Amour é um filme de câmara, como dizemos música de câmara… quer dizer que,  exceto por uma curta cena no concerto, ele se desenrola inteiramente atrás das portas de um apartamento burguês. Este apartamento é toda a espessura de uma vida. De uma via a dois, no meio dos livros, das mesas, da música. Este apartamento é mostrado – desde as primeiras imagens – forçado; e, como é seu costume, é também pela força que Haneke nos faz penetrar nele por duas horas a portas fechadas.
Rapidamente nos sentimos em casa graças à câmera que desenha seu plano de qualquer forma: cozinha, quarto, sala, corredor… o espectador antecipa os deslocamentos dos protagonistas, vai tomar seu café da manhã, instala-se na sala ou vai para o seu quarto.  Prestidigitação do cinema de Haneke: somos capturados pelo colarinho.
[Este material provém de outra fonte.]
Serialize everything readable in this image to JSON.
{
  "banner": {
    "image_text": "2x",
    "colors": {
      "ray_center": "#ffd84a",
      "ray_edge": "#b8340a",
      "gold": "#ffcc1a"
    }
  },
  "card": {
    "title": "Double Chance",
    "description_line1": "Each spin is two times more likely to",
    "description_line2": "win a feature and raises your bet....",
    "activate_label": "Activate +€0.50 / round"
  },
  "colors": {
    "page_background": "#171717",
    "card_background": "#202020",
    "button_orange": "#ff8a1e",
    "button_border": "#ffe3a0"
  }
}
Resumamos: Anne e Georges, o casal do filme, caminham por seu apartamento em pequenos passos. Eles tiveram uma vida boa? A essa pergunta feita por Stéphane Brizé num filme recente (Quelques heures de printemps), parece que Haneke responde  - sim, sem dúvida uma boa vida onde a arte e o amor tiveram um lugar importante. Octogenários ainda valentes, a vida deles é desacelerada e perturbada pelo menu dos aborrecimentos cotidianos: compras, falhas, imprevistos… Aliás, é um imprevisto de peso que surge: Anne faz um primeiro AVC, se recupera, depois tem uma recaída… Face a esse real, a vida do casal bascula mas não se afunda: Georges está lá, amando, prevenindo, se adaptando à evolução inexorável da doença de Anne. Se adaptando? Sob esta coberta – tudo parece ir nesse sentido, Georges faz a suplência para a situação como pode, no limite de suas forças, contrata uma enfermeira, depois duas – mas não é isso que Haneke nos mostra. O que ele nos mostra, é o insustentável da vida, do espírito e do corpo de Anne, que se desintegram sob os olhos do homem que a ama. Sob nossos olhos.
O objeto olhar, prevalente no cinema, o é ainda mais em Haneke. Olhares que inquietam, violentam: grandes planos da face do homem, perscrutando o olhar ausente de sua mulher, como para lhe re-insuflar a vida. Ou ainda, olhar implacável de repulsa à piedade de seus próximos: «Não há nada aí que mereça ser mostrado» diz ele à filha.
É entretanto o que Haneke nos mostra, a nós espectadores! E, claro, nós ficamos olhando, porque somos levados pela força da interpretação à qual Jean-Louis Trintignant e Emmanuelle Riva emprestam seus corpos frágeis.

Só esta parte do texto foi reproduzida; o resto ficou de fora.